De consument is een extra dag in rekening gebracht op zijn eindafrekening

De Geschillencommissie




Commissie: Energie    Categorie: Eindafrekening    Jaartal: 2024
Soort uitspraak: bindend advies   Uitkomst: Ongegrond   Referentiecode: 470262/637903

De uitspraak:

Waar gaat de uitspraak over?

Het geschil in deze uitspraak volgt op een geschil over een leveringsovereenkomst tussen consument en ondernemer.
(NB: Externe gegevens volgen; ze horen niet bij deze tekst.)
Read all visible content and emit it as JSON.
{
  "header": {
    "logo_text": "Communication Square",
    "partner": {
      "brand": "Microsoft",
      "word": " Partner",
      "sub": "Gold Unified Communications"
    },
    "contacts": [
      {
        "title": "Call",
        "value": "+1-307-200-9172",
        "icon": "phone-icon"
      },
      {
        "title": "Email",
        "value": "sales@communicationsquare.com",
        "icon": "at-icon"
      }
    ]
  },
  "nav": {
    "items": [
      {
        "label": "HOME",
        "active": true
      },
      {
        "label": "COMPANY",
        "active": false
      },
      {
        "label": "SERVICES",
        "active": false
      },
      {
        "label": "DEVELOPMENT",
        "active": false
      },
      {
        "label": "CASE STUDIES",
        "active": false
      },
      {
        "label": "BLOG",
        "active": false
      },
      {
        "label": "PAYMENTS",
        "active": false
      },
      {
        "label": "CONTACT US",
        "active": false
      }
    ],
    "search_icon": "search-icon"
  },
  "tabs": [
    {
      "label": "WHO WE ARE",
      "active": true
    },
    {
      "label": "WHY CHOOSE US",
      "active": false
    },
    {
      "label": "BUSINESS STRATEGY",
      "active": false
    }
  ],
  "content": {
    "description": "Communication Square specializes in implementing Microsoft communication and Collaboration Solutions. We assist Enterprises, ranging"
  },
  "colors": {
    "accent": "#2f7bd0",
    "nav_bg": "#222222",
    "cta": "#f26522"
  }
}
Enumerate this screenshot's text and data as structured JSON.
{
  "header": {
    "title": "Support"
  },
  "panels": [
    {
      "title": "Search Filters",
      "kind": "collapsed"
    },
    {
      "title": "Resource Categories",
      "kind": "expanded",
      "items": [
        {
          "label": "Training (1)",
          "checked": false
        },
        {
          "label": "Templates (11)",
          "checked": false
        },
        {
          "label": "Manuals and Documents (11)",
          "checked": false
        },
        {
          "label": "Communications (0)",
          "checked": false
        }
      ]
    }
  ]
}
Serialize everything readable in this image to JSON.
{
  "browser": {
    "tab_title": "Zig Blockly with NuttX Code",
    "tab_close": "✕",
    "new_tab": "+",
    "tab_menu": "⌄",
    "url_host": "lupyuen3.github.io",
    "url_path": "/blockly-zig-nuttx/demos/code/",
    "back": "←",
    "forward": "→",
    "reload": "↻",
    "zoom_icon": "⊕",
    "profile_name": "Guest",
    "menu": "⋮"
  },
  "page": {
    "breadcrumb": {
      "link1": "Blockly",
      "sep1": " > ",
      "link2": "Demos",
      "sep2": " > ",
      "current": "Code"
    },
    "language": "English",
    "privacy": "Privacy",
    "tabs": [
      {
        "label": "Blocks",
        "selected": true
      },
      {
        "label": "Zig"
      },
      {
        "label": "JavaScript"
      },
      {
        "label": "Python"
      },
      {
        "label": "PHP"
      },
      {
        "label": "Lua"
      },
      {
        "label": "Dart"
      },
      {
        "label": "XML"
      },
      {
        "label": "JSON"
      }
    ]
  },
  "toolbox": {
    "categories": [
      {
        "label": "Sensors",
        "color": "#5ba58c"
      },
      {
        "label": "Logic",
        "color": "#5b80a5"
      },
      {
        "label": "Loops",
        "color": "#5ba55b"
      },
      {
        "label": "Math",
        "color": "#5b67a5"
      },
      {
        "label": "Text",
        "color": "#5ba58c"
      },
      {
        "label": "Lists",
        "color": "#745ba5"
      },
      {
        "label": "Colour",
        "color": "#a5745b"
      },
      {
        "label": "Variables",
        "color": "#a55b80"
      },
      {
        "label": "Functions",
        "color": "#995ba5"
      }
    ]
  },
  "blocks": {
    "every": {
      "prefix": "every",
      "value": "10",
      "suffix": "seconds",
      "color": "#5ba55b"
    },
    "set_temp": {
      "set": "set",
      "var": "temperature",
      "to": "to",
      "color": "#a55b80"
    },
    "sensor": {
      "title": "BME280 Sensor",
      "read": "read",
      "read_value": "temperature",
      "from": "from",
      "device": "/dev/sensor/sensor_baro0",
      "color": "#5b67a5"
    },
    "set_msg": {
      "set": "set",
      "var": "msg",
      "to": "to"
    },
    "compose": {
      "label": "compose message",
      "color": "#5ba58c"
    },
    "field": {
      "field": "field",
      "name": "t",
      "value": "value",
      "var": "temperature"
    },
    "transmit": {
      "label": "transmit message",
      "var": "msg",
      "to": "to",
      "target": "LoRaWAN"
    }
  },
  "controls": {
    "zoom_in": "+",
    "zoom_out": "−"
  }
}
Na een periode van een jaar heeft de consument op 7 september 2023 zijn overeenkomst met de ondernemer tot het leveren van energie opgezegd. Op 8 september, de volgende dag, is de consument naar een andere leverancier overgestapt. Hierop heeft de ondernemer de consument een eindafrekening gestuurd. Hier is het jaar opgenomen van de overeenkomst, en de dag waarop de consument nog geen nieuwe leverancier had, maar wel energie heeft afgenomen van de ondernemer. Naar oordeel van de commissie is dit een juiste berekening. De klacht dat de eindafrekening te hoog is, acht de commissie dan ook ongegrond.

De uitspraak

Samenvatting
De klacht van de consument betreft de eindafrekening van 15 september 2014 met betrekking de levering van energie door de ondernemer. De consument stelt dat de ingangsdatum van zijn contract onjuist is vermeld en wenst daarvan een correctie. Voorts wenst hij dat de hem ten onrechte in rekening gebrachte opzegvergoeding vervalt en dat wat betreft de periode september 2024 deze zodanig wordt gecorrigeerd dat deze alleen betrekking heeft op de periode tot 7 september 2024.

Behandeling van het geschil
Partijen zijn overeengekomen dit geschil bij bindend advies door de Geschillencommissie Energie (verder te noemen: de commissie) te laten beslechten.

De consument heeft de klacht voorgelegd aan de ondernemer. De commissie heeft kennisgenomen van de overgelegde stukken.

Partijen zijn tijdig en behoorlijk opgeroepen ter zitting te verschijnen.

Ter zitting heeft de ondernemer digitaal het standpunt toegelicht. De consument heeft geen gebruik gemaakt van de mogelijkheid ter zitting het standpunt toe te lichten.

Ter zitting werd de ondernemer vertegenwoordigd door [naam] en [naam].

De behandeling heeft plaatsgevonden op 8 november 2024 te Den Haag.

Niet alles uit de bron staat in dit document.